Table 5. Univariate and multivariate analysis of prognostic factors in group a, bc, and d.
Factors | Group a (N = 65) | Group bc (N = 140) | Group d (N = 59) | |||
---|---|---|---|---|---|---|
Univariate | Multivariate | Univariate | Multivariate | Univariate | Multivariate | |
P value | P value | P value | P value | P value | P value | |
Age at diagnosis (years) | 0.405 | 0.892 | 0.792 | 0.455 | 0.814 | 0.896 |
Body mass index | 0.350 | 0.939 | 0.425 | 0.311 | 0.887 | 0.671 |
Origin of primary | 0.122 | 0.091 | 0.877 | 0.955 | 0.992 | 0.988 |
The diameter of the largest lesion visible under ultrasound (mm) | 0.743 | 0.216 | 0.600 | 0.715 | 0.046 | 0.029 |
The number of lesions visible under ultrasound | 0.179 | 0.188 | 0.657 | 0.457 | 0.734 | 0.528 |
White blood cell (10^9/L) | 0.982 | 0.167 | 0.579 | 0.390 | 0.784 | 0.364 |
Anti-Streptolysin O (IU/ml) | 0.064 | 0.391 | 0.582 | 0.369 | 0.750 | 0.800 |
Rheumatoid factor (IU/ml) | 0.506 | 0.122 | 0.860 | 0.972 | 0.580 | 0.073 |
C-reactive protein (mg/L) | 0.261 | 0.094 | 0.315 | 0.180 | 0.292 | 0.203 |
Antinuclear antibody profile | 0.999 | 0.998 | 0.459 | 0.626 | 0.209 | 0.339 |
Immunoglobulin G (g/L) | 0.775 | 0.165 | 0.940 | 0.975 | 0.607 | 0.858 |
Immunoglobulin M (g/L) | 0.526 | 0.310 | 0.534 | 0.174 | 0.740 | 0.345 |
Immunoglobulin A (g/L) | 0.459 | 0.078 | 0.334 | 0.883 | 0.130 | 0.159 |
Immunoglobulin E (g/L) | 0.271 | 0.247 | 0.934 | 0.697 | 0.602 | 0.481 |
Complement C3 (g/L) | 0.937 | 0.383 | 0.451 | 0.963 | 0.323 | 0.422 |
Complement C4 (g/L) | 0.076 | 0.333 | 0.371 | 0.855 | 0.642 | 0.947 |
Prolactin (uIU/ml) | 0.536 | 0.355 | 0.038 | 0.050 | 0.421 | 0.307 |
Mammary abscess | 0.520 | 0.634 | 0.069 | 0.046 | 0.553 | 0.231 |
Nipple inversion | 0.542 | 0.521 | 0.645 | 0.832 | 0.767 | 0.479 |
Based on the aforementioned findings, we have chosen prolactin, mammary abscess, and the diameter of the largest lesion visible under ultrasound as the stratification factors for further subgroup analysis. Recognizing that prolactin and the diameter of the largest lesion visible under ultrasound are continuous variables, we employed X-tile software to ascertain the most discriminating cut-off points for these variables to enhance the subgroup analysis. The analysis conducted by the software indicated that the optimal threshold values for prolactin and the diameter of the largest lesion visible under ultrasound are 697 (uIU/ml) and 39 (mm), respectively.
Final stage
Based on the outcomes of the univariate and multivariate logistic analyses from three patient groups, we selected prolactin, mammary abscess, and the diameter of the largest lesion visible under ultrasound as the criteria for further stratification. Consequently, the group bc was divided into group e ( < 700 uIU/ml) and group f ( ≥ 700 uIU/ml) based on prolactin levels. Additionally, the group bc was categorized into group g (without mammary abscess) and group h (with mammary abscess) according to the presence of mammary abscess. Furthermore, group d was stratified into group i ( < 40 mm) and group j ( ≥ 40 mm) based on the diameter of the largest lesion visible under ultrasound. These classifications culminated in the establishment of three distinct stages (Table 6): Stage A, Stage B, and Stage C.

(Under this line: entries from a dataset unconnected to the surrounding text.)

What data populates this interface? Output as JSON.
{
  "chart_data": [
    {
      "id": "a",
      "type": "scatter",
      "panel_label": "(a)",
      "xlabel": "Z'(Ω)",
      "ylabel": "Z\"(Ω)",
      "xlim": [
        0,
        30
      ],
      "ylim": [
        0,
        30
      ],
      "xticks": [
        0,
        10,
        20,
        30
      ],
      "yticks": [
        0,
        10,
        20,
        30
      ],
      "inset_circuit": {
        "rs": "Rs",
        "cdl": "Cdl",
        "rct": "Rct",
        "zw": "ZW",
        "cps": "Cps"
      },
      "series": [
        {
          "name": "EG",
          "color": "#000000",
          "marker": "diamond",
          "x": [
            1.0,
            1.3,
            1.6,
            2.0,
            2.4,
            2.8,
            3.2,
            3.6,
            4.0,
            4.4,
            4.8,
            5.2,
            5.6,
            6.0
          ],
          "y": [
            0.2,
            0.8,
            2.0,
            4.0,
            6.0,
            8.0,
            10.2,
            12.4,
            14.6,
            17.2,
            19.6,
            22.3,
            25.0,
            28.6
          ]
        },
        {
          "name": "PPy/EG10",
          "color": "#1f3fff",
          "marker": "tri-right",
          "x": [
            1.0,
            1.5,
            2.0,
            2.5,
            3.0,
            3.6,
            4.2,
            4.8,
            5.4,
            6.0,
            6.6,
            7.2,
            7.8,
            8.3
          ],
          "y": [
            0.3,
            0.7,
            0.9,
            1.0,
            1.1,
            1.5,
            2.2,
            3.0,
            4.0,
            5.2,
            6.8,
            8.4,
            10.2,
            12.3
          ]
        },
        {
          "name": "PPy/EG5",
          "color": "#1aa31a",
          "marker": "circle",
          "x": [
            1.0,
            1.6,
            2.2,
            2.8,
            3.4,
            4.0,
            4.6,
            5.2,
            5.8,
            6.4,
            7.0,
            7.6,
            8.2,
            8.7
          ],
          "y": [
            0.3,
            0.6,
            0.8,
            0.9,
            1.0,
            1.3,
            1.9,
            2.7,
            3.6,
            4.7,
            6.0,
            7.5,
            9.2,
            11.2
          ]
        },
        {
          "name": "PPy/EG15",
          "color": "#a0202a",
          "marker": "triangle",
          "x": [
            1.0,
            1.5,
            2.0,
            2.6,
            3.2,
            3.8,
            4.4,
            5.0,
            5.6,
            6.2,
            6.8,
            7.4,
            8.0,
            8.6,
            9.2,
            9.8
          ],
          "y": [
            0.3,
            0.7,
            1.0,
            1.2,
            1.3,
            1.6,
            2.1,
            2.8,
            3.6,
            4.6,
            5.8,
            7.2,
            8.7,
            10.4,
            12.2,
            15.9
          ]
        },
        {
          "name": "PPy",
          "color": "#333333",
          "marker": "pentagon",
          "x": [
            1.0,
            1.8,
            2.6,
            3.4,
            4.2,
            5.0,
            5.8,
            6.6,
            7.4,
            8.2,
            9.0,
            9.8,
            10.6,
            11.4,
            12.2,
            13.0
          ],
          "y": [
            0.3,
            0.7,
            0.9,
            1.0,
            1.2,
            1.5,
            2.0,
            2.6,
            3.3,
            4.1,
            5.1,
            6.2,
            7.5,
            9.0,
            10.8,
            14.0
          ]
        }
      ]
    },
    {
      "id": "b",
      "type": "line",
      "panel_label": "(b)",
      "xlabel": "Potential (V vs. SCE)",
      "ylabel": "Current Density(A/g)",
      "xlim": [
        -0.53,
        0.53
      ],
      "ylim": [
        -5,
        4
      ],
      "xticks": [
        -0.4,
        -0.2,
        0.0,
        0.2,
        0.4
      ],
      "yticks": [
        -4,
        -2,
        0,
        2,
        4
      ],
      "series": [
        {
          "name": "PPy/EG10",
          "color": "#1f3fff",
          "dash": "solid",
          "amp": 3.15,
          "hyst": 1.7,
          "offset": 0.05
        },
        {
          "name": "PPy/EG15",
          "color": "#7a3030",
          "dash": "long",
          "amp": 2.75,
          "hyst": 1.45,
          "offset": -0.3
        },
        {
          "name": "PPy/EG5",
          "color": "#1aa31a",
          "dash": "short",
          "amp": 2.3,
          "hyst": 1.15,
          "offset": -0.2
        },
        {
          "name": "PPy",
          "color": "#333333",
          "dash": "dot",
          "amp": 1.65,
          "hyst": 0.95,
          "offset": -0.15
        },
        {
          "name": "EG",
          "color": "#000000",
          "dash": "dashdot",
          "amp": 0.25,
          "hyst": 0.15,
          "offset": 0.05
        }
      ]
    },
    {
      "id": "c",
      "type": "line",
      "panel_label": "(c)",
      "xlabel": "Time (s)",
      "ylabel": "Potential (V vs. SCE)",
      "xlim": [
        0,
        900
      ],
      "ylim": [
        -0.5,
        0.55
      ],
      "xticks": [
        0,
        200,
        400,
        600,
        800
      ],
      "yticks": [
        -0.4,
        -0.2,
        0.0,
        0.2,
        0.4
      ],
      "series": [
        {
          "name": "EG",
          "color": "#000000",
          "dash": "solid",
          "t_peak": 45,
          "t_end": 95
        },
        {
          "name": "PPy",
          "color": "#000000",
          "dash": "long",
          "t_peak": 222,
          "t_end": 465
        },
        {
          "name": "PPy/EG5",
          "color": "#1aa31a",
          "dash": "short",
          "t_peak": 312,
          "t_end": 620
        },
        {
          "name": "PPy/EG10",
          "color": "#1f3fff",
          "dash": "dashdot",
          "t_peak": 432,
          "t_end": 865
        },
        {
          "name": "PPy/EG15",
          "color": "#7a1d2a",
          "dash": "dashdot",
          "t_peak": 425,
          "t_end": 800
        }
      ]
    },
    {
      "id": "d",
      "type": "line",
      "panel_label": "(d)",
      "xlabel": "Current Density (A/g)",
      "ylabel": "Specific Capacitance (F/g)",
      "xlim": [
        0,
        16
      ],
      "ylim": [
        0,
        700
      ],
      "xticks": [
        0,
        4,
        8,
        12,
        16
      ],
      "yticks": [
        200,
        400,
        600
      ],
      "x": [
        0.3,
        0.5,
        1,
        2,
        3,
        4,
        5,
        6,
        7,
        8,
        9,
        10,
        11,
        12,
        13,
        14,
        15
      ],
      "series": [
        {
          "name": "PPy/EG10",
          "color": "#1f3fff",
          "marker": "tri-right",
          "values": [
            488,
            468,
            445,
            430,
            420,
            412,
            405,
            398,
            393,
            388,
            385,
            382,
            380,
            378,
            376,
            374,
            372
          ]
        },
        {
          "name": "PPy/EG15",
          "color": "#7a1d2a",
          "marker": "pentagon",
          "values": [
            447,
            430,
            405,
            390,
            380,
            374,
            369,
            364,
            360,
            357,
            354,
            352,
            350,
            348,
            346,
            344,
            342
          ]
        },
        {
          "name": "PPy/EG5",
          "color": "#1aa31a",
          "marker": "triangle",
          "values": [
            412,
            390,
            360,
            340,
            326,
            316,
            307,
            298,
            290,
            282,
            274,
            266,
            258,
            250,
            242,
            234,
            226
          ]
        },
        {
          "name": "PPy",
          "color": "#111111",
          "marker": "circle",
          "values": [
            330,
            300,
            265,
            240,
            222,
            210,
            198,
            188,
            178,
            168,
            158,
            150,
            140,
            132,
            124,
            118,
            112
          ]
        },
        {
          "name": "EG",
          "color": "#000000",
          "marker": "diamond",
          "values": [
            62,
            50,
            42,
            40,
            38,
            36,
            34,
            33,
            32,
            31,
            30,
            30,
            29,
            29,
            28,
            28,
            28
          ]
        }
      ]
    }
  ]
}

Table 6. The content of three distinct stages.
Stage A | Stage B | Stage C | ||||||
---|---|---|---|---|---|---|---|---|
Group | N | one-year cure rate (%) | Group | N | one-year cure rate (%) | Group | N | one-year cure rate (%) |
a | 65 | 83.1 | a | 65 | 83.1 | a | 65 | 83.1 |
bc | 140 | 74.3 | e | 108 | 75.0 | g | 22 | 90.9 |
f | 32 | 71.9 | h | 118 | 71.2 | |||
d | 59 | 57.6 | i | 25 | 76.0 | i | 25 | 76.0 |
j | 34 | 44.1 | j | 34 | 44.1 |
We selected the AUC value to evaluate the predictive performance of the three stages and found that stage C had the highest AUC value (AUC: 0.642; 95%CI: 0.571-0.714; Fig 1), followed by stage B (AUC: 0.628; 95%CI: 0.553-0.702; Fig 1), with stage A (AUC: 0.614; 95%CI: 0.544-0.684; Fig 1) having the lowest. The Delong test revealed no significant difference in AUC values between stage A and stage B (P = 0.255), nor between stage B and stage C (P = 0.263, Fig 1). However, the AUC value of the stage C was found to be higher than that of stage A (P < 0.001, Fig 1). Given that stage C has the highest AUC value (Fig 1), this study selected stage C as the final stage for evaluating the prognosis of GLM patients and named it the 1st edition of GLM stage. The specific staging details can be found in Table 7.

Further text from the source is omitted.